Throughout my first two weeks in Freetown, I have mostly just been meeting people and getting to know what their lives are like. Here are a few sketches from some of my encounters.
Lamin, a 25 year-old guy working at one of the internet cafes near my house, is an aspiring professional golfer. His family lives in a rural village far from Freetown, so he is now alone in the capital. He has never actually even been to his home village. He lives near the Freetown Golf Club, a country-club originally built by the British offering golf, tennis, and squash. He started caddying for the golfers at the club when he was younger to make some money, and now he has become one of the best players in Sierra Leone (or so he says…I haven't gone to play with him yet so I can't vouch for his claim). He lives in an area called Ghana Compound (although there are not currently any Ghanaians staying there), in a two-room shack with two other guys. Together, they have made as nice a home for themselves as possible, and have in a way become each others' family.
Mask and Patrick
I had just finished up a late lunch with a friend at Freetown’s new sushi restaurant when the rain started to pour down. August is the height of the rainy season, and some days the rain comes down in intense downpours throughout the day, leaving you stuck in whatever location you happen to be in. I decided to brave the rain for a few minutes to make my way over to an internet café where I could wait out the rain and get some work done at the same time. But of course the power in town went off just a few minutes after I arrived, leaving all of us in the café with nothing to do for a while except chat with each other. Two guys came up to me and introduced themselves as Patrick and Mask (I thought I heard him wrong and that his name was actually Max, but then he wrote his contact info on a sheet of paper and it is indeed Mask). Patrick and Mask both come from Kono, the diamond rich region of Sierra Leone, and run mining companies. Patrick is actually the son of a chief in Kono. They have traveled all over the world to such places as Miama, Lesotho, and Europe to meet with their business partners. They both said that they are extremely happy right now because business is good and they are making a lot of money.

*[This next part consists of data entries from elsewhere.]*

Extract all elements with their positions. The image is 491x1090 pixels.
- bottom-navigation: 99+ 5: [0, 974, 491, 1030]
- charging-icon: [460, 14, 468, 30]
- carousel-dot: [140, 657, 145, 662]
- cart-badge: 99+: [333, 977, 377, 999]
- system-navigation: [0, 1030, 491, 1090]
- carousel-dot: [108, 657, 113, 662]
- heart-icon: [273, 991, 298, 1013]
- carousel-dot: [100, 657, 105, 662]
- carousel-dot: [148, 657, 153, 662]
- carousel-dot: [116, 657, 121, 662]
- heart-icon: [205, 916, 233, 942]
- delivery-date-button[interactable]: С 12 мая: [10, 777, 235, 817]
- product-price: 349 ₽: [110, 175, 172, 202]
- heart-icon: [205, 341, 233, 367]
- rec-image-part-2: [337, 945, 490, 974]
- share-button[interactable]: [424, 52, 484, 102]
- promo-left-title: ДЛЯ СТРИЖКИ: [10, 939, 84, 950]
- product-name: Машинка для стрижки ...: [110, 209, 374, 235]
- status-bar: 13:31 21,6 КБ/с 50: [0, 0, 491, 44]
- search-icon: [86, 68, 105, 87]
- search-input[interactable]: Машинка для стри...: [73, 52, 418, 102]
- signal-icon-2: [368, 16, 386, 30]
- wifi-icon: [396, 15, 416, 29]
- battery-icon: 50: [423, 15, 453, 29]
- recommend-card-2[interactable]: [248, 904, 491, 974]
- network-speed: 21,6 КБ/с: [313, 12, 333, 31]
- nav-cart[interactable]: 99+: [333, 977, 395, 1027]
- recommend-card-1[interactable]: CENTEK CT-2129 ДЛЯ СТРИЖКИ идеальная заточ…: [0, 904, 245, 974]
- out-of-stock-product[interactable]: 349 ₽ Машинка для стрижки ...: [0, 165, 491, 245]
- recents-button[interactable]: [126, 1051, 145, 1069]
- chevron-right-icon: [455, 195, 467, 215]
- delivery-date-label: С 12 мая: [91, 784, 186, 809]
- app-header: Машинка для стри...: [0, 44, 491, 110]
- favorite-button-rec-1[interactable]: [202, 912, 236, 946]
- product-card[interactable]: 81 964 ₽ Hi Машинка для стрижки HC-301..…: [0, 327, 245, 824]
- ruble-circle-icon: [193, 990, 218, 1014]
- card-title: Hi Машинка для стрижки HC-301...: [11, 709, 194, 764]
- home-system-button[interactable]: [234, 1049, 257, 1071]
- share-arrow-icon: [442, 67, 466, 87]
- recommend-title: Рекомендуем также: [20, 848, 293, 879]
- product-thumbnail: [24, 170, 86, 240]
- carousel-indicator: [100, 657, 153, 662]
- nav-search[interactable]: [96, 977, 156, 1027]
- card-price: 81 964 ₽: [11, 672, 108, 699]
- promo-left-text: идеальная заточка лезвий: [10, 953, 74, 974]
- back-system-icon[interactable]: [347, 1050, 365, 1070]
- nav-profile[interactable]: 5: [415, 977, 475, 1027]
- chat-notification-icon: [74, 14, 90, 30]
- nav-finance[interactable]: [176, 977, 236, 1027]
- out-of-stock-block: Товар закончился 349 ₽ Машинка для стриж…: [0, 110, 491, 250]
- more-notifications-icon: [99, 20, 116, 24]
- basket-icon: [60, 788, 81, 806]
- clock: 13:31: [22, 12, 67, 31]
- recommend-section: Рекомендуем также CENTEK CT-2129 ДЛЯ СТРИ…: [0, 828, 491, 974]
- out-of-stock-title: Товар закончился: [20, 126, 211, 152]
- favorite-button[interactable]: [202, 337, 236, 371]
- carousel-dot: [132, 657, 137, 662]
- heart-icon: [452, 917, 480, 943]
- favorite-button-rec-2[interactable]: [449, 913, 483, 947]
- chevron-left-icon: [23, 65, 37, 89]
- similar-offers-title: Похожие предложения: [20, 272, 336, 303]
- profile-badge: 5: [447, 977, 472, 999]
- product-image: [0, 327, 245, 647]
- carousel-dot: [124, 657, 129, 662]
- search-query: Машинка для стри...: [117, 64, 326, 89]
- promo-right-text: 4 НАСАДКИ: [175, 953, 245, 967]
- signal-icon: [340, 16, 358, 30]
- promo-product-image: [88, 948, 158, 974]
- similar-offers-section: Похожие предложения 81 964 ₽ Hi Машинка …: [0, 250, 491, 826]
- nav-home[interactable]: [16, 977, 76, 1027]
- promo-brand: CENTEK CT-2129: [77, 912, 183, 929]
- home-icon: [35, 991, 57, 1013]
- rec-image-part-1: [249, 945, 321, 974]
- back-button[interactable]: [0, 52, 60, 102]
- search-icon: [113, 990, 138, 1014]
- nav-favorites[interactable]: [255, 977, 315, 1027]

My friend and I had to make a quick stop at the beach on Sunday to meet someone before heading into the downtown area to do some work. We decided to splurge a little and have lunch at a nice restaurant along the beach. As much as I like cassava and potato leaves, a decent meal was sounding pretty good. So of course we made our way over to Chinatown. Yes, there is a Chinatown in Sierra Leone, or rather a Chinatown complex, complete with a Chinese restaurant, grocery store, guest house, wine bar, and even a sauna! As I was eating my vegetable fried rice, a Lebanese man came over and introduced himself as Mussa. We got to talking and I learned that Chinatown was a creation of Mussa's brother and sister-in-law. Mussa works with a construction company in Freetown, and has no desire to go back to his country. He has been in Sierra Leone for over 20 years now and has made quite a nice life for himself here.
And now for another funny few lines from a conversation I recently had during my first meeting with a random guy who lives near my house.
Random guy: “Are you married?”
Me: “Yes. I stay with my very over-protective Sierra Leonean husband.”
Random guy: “Oh, because if you were not married I would have told you that I love you.”
Note: I am not actually married, especially to an over-protective Sierra Leonean husband. However, I have spread this rumor around my new neighborhood so that the men leave me alone.